O acordo entre a Argentina e o Brasil para reduzir a Tarifa Externa Comum (TEC) do Mercosul em 10% não é tanto uma disputa entre os dois países mas uma derrota dos setores mais liberais do governo brasileiro e, em particular, do ministro da economia Paulo Guedes, disse à Sputnik o analista internacional Camilo López.

O acordo anunciado pelos chanceleres de ambos países, o argentino Santiago Cafiero e o brasileiro Carlos França, permitirá reduzir em 10% a tarifa aplicada aos bens de países externos quando essas mercadorias entram no bloco.

Os chanceleres indicaram que a redução seria aplicada à grande maioria das mercadorias, mantendo no entanto a proteção de alguns setores como o automotivo, o têxtil e o calçado.

Se bem que reduzir a tarifa comum era uma das demandas daqueles que pretendiam uma maior liberalização do bloco, a imprensa brasileira, como a Folha de S. Paulo, destaca a diferença entre os 10% alcançados e a pretensão inicial do ministro Guedes, que defendia uma redução de cerca de 50%.

Para Camilo López, pesquisador uruguaio em Ciências Políticas e Relações Internacionais, para entender o significado político por trás da medida é necessário considerar “a dimensão política doméstica brasileira”.

“Claramente o que se nota aqui é que, na pressão que existe sobre a política externa brasileira, prevalece a visão da chancelaria”, observou o analista.

Nesse sentido, López afirma que nessa “luta” entre a chancelaria e o Ministério da Economia há “sectores internos dos dois países que obtêm benefícios”. Dessa maneira, os interesses dos grupos industriais brasileiros a favor de não reduzir as tarifas parecem ter tido mais peso do que a vontade do agronegócio do Brasil, impulsionador de uma maior liberalização.

Por que Brasil e a Argentina chegaram a acordo?

O especialista notou que os interesses desses industriais do Brasil, por sua vez, coincidem com os industriais argentinos e acabam sendo a base para o acordo entre Brasília e Buenos Aires.

Apesar das diferenças políticas entre as administrações de Alberto Fernández e Jair Bolsonaro, o pesquisador uruguaio opina que a chave das aproximações entre os países está na importância vital que esse vínculo (Brasil- Argentina) tem para a América do Sul em tempos de mudanças no plano internacional.

“Na história, a integração regional sul-americana funciona se a Argentina e o Brasil chegam a acordo.

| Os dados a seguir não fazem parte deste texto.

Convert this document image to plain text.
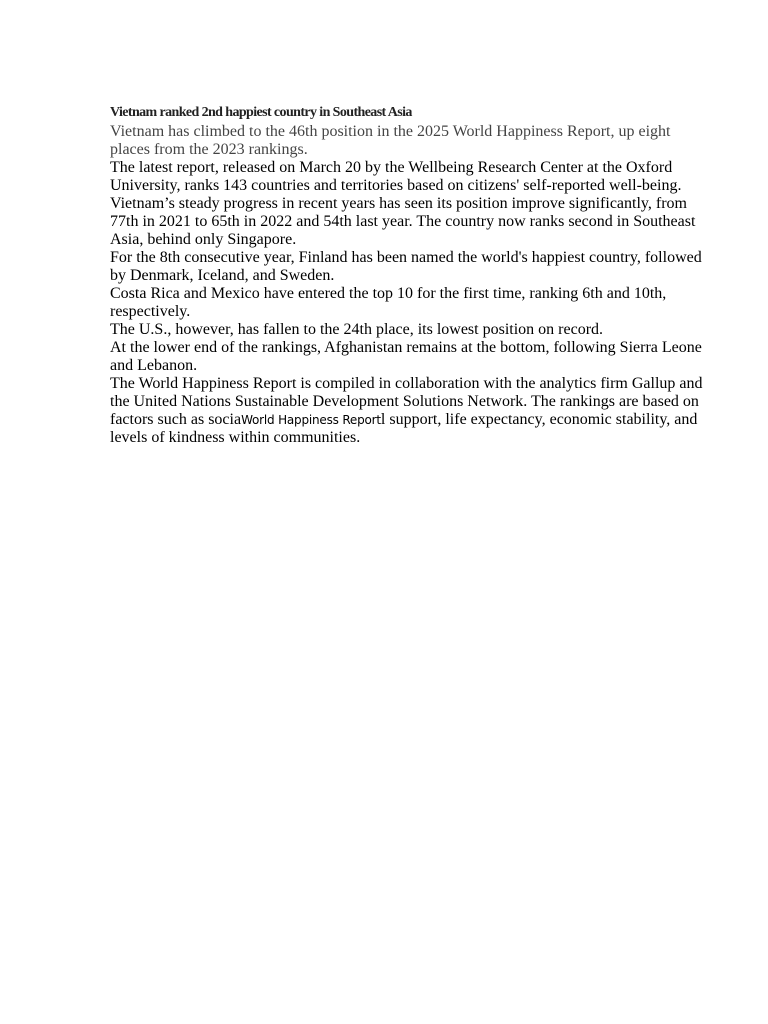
Vietnam ranked 2nd happiest country in Southeast Asia

Vietnam has climbed to the 46th position in the 2025 World Happiness Report, up eight places from the 2023 rankings.

The latest report, released on March 20 by the Wellbeing Research Center at the Oxford University, ranks 143 countries and territories based on citizens' self-reported well-being.

Vietnam’s steady progress in recent years has seen its position improve significantly, from 77th in 2021 to 65th in 2022 and 54th last year. The country now ranks second in Southeast Asia, behind only Singapore.

For the 8th consecutive year, Finland has been named the world's happiest country, followed by Denmark, Iceland, and Sweden.

Costa Rica and Mexico have entered the top 10 for the first time, ranking 6th and 10th, respectively.

The U.S., however, has fallen to the 24th place, its lowest position on record.

At the lower end of the rankings, Afghanistan remains at the bottom, following Sierra Leone and Lebanon.

The World Happiness Report is compiled in collaboration with the analytics firm Gallup and the United Nations Sustainable Development Solutions Network. The rankings are based on factors such as sociaWorld Happiness Reportl support, life expectancy, economic stability, and levels of kindness within communities.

E esse acordo às vezes tem a ver com a forma como [eles] se posicionam frente a atores externos ou a situações desafiadoras a nível doméstico”, explicou.

Entretanto, segundo o pesquisador, as duas potências sul-americanas se aproximam em um contexto de maior “projeção dos EUA e da China sobre a região”, um contexto no qual “há incentivos para ter algum tipo de ação coletiva”.

O presidente argentino Alberto Fernández participa da cúpula virtual de 30 anos do Mercosul
© REUTERS / ESTEBAN COLLAZO / PRESIDÊNCIA DA ARGENTINA O presidente argentino Alberto Fernández participa da cúpula virtual de 30 anos do Mercosul

Para o cientista político, o consenso entre Brasília e Buenos Aires para reduzir as tarifas em apenas 10% acaba sendo uma má notícia para os interesses chineses, enquanto pode ser considerado “um sinal de primazia” dos interesses defendidos pelo chanceler.

“A minha opinião é que as negociações com países terceiros parecem não ser muito claras no acordo”, observou.

López contrastou essa postura com o caminho de maior flexibilização do Mercosul que defendia o governo do Uruguai, que em setembro anunciou a vontade da China de avançar em um acordo comercial que pudesse, no futuro, estender-se a todo o bloco regional.

De acordo com o analista, na sua análise, o governo uruguaio se baseou excessivamente na posição de Guedes e “não prestou atenção à situação interna brasileira para saber que o que a Economia estava dizendo não era a voz principal” no Brasil.